NZ raises rates by 0.5%

The Reserve Bank of New Zealand (RBNZ) has announced an increase in interest rates to a 14-year high of 4.75%. The bank indicated that it intends to continue tightening further, as inflation remains too high. The decision came in line with expectations, with 20 out of 25 economists surveyed by Reuters predicting the 50-basis point hike. The RBNZ added that although there were signs of price pressure easing, near-term inflation expectations remained elevated, employment was still beyond its maximum sustainable level, and core consumer price inflation remained too high.

The monetary policy statement accompanying the rate decision suggested that the RBNZ still expects the cash rate to peak at 5.5% in 2023. Although recent weather events, including a devastating cyclone and floods in New Zealand’s North Island, are likely to have some short-term impact on inflation, the bank still expects to look past the resultant short-term price pressures. The decision was a hawkish signal to markets, as the local currency surged in response.

The RBNZ noted that the two weather events have caused significant regional impacts across the country, which have resulted in billions of dollars in damage and caused the deaths of 15 people. However, the central bank sees the government’s fiscal policy response as more effective than any monetary policy action in addressing these issues.

ASB Bank’s chief economist, Nick Tuffley, believes that the RBNZ’s job of curbing inflation will only become more challenging in the wake of the weather disasters. ASB Bank is forecasting another 50-basis point rate increase in April, with some risk that the RBNZ will take further action over time. Despite the recent weather events, the RBNZ still expects the country to slip into a recession in the second quarter of this year but predicts that growth will rebound in the first quarter of 2024, which is earlier than its previous forecast.

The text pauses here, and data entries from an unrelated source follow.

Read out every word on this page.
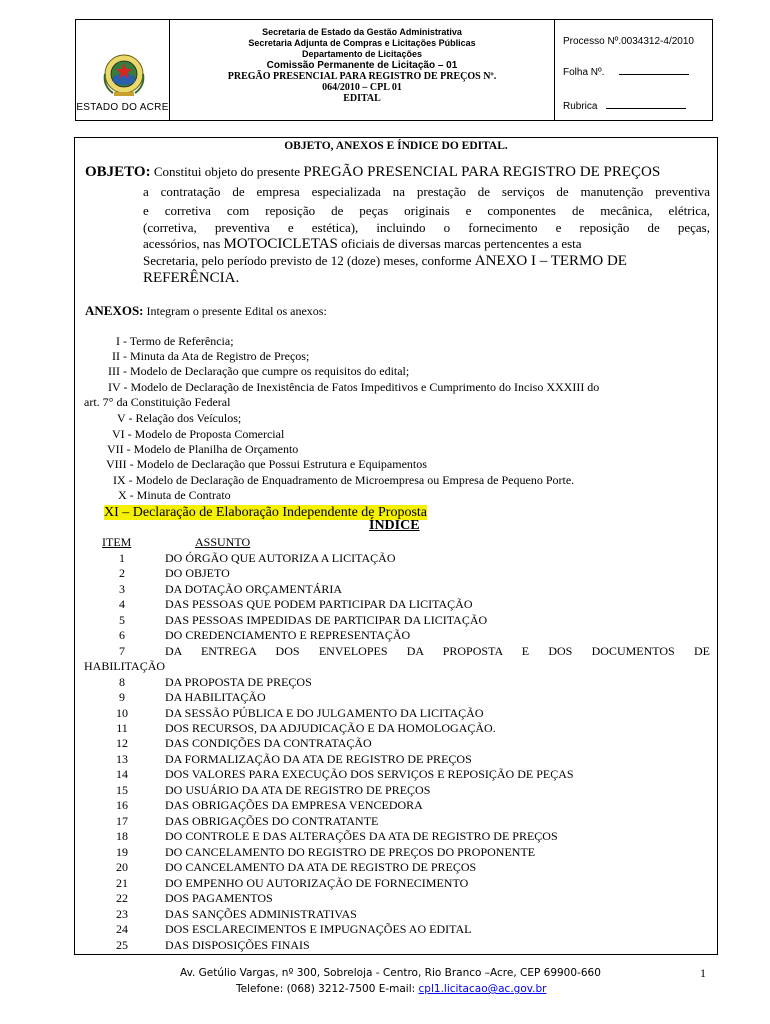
ESTADO DO ACRE
Secretaria de Estado da Gestão Administrativa
Secretaria Adjunta de Compras e Licitações Públicas
Departamento de Licitações
Comissão Permanente de Licitação – 01
PREGÃO PRESENCIAL PARA REGISTRO DE PREÇOS Nº.
064/2010 – CPL 01
EDITAL
Processo Nº.0034312-4/2010
Folha Nº.
Rubrica
OBJETO, ANEXOS E ÍNDICE DO EDITAL.
OBJETO: Constitui objeto do presente PREGÃO PRESENCIAL PARA REGISTRO DE PREÇOS
a contratação de empresa especializada na prestação de serviços de manutenção preventiva
e corretiva com reposição de peças originais e componentes de mecânica, elétrica,
(corretiva, preventiva e estética), incluindo o fornecimento e reposição de peças,
acessórios, nas MOTOCICLETAS oficiais de diversas marcas pertencentes a esta
Secretaria, pelo período previsto de 12 (doze) meses, conforme ANEXO I – TERMO DE
REFERÊNCIA.
ANEXOS: Integram o presente Edital os anexos:
I - Termo de Referência;
II - Minuta da Ata de Registro de Preços;
III - Modelo de Declaração que cumpre os requisitos do edital;
IV - Modelo de Declaração de Inexistência de Fatos Impeditivos e Cumprimento do Inciso XXXIII do
art. 7° da Constituição Federal
V - Relação dos Veículos;
VI - Modelo de Proposta Comercial
VII - Modelo de Planilha de Orçamento
VIII - Modelo de Declaração que Possui Estrutura e Equipamentos
IX - Modelo de Declaração de Enquadramento de Microempresa ou Empresa de Pequeno Porte.
X - Minuta de Contrato
XI – Declaração de Elaboração Independente de Proposta
ÍNDICE
ITEM	ASSUNTO
1	DO ÓRGÃO QUE AUTORIZA A LICITAÇÃO
2	DO OBJETO
3	DA DOTAÇÃO ORÇAMENTÁRIA
4	DAS PESSOAS QUE PODEM PARTICIPAR DA LICITAÇÃO
5	DAS PESSOAS IMPEDIDAS DE PARTICIPAR DA LICITAÇÃO
6	DO CREDENCIAMENTO E REPRESENTAÇÃO
7	DA ENTREGA DOS ENVELOPES DA PROPOSTA E DOS DOCUMENTOS DE
HABILITAÇÃO
8	DA PROPOSTA DE PREÇOS
9	DA HABILITAÇÃO
10	DA SESSÃO PÚBLICA E DO JULGAMENTO DA LICITAÇÃO
11	DOS RECURSOS, DA ADJUDICAÇÃO E DA HOMOLOGAÇÃO.
12	DAS CONDIÇÕES DA CONTRATAÇÃO
13	DA FORMALIZAÇÃO DA ATA DE REGISTRO DE PREÇOS
14	DOS VALORES PARA EXECUÇÃO DOS SERVIÇOS E REPOSIÇÃO DE PEÇAS
15	DO USUÁRIO DA ATA DE REGISTRO DE PREÇOS
16	DAS OBRIGAÇÕES DA EMPRESA VENCEDORA
17	DAS OBRIGAÇÕES DO CONTRATANTE
18	DO CONTROLE E DAS ALTERAÇÕES DA ATA DE REGISTRO DE PREÇOS
19	DO CANCELAMENTO DO REGISTRO DE PREÇOS DO PROPONENTE
20	DO CANCELAMENTO DA ATA DE REGISTRO DE PREÇOS
21	DO EMPENHO OU AUTORIZAÇÃO DE FORNECIMENTO
22	DOS PAGAMENTOS
23	DAS SANÇÕES ADMINISTRATIVAS
24	DOS ESCLARECIMENTOS E IMPUGNAÇÕES AO EDITAL
25	DAS DISPOSIÇÕES FINAIS
Av. Getúlio Vargas, nº 300, Sobreloja - Centro, Rio Branco –Acre, CEP 69900-660	1
Telefone: (068) 3212-7500 E-mail: cpl1.licitacao@ac.gov.br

ANZ Bank economists believe that the likely medium-term inflation impacts of the cyclone have tilted the risks around the forecast 5.25% OCR peak to the upside, but they also acknowledge that the picture needs to become clearer before any further action is taken. The decision made by the RBNZ shows the bank’s concern over high inflation rates and its determination to address the issue. The announcement has also sent a strong message to markets, with investors and economists carefully monitoring the RBNZ’s policy actions going forward.